Elijah, Moses, Jesus they all were there and all were talking and Peter he wanted to make sure he was doing the right thing with the right answers. He compensated by appealing to his manners. “Lord, it is good for you to be here” he says to Jesus. Jesus never asked what Peter thought, but Peter wanted all to feel welcome. And so he asked if he could make dwellings for Moses and Elijah and Jesus, just so everyone could have their personal space when they felt it was necessary. And then he kept speaking, the others looking on “Lord, I would like to cook up the food we have brought for a special meal to welcome our….guests…this evening and if we could it would be nice if we could sit around the fire and perhaps we could ask Moses and Elijah a few questions since it was nice enough for them to come and visit us, and would you like a cup of tea right now? Or how about a glass of wine, I know you are particularly a fan of red wine, but what about Moses and Elijah? I think it would be…”

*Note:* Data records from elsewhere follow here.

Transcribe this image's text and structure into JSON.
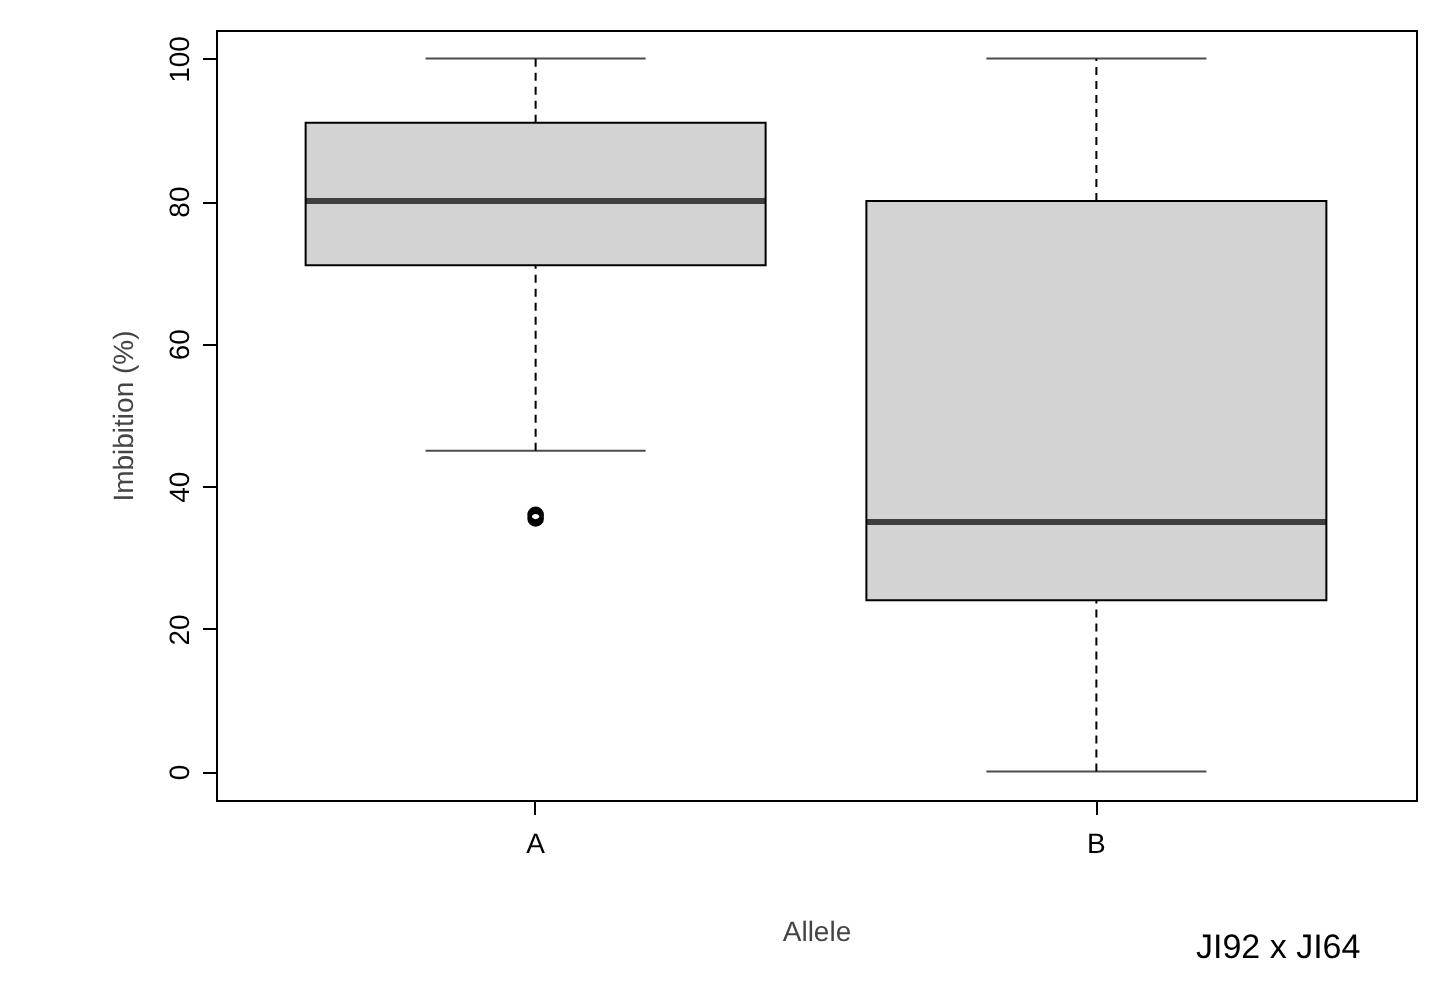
{
  "chart_data": {
    "type": "box",
    "xlabel": "Allele",
    "ylabel": "Imbibition (%)",
    "categories": [
      "A",
      "B"
    ],
    "series": [
      {
        "color": "#d3d3d3",
        "boxes": [
          {
            "low": 45,
            "q1": 71,
            "median": 80,
            "q3": 91,
            "high": 100,
            "outliers": [
              35.5,
              36
            ]
          },
          {
            "low": 0,
            "q1": 24,
            "median": 35,
            "q3": 80,
            "high": 100
          }
        ]
      }
    ],
    "ylim": [
      -4,
      104
    ],
    "yticks": [
      0,
      20,
      40,
      60,
      80,
      100
    ],
    "grid": false,
    "annotations": [
      "JI92 x JI64"
    ]
  }
}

And then came the bright cloud that drowned out Peter’s chatter and brought him and all the others to attention. “This is my Child, the Beloved; with him I am well pleased; listen to him!”

Yes, listen, shut up. Peter had gotten the quiz right earlier, he himself said that Jesus was the Messiah, the Beloved of the Living God, but no one really knew…

It was scary, really frightening. If Jesus was the one then the king was not the one, if Jesus was the one and they really believed it then they would have to risk their lives too, Jesus couldn’t do it for them. If Jesus was the one they were to follow then it wasn’t status quo that they could accept anymore, then they too would have to be transitory, in between many different worlds, cultures, traditions, classes. And Jesus said that his days were numbered. They would have to do this alone. Or maybe they could go up to the mountaintop and spend quality time with Moses and Elijah. After Jesus was gone was this where they would find him? They weren’t sure, but they were scared and they fell to the ground in fear. Jesus wasn’t gone yet though and as the ground was holding their bodies, Jesus came over and healed them like he had healed so many others, gave them his touch so they could remember that feeling when he was physically gone. He touched them and whispered in their ears, “do not be afraid. Get up.”

It was the most peculiar mancation they had ever had. They really didn’t know what they were getting into, thought they may get a few more well-meaning lectures by Jesus, a few parables told around the fire at night. But it was more than that they got. It was assurance, assurance to not be afraid of the life that they were called to lead. It was affirmation, affirmation that indeed they were committing their lives to one very powerful, one more powerful than any other human they had ever met. It was affirmation that the lives they were to lead were different than the lives they thought they had been raised to have. It was assurance that as they lived in between, transitory, transfigured, here they would find God and God would claim us all as God’s beloved.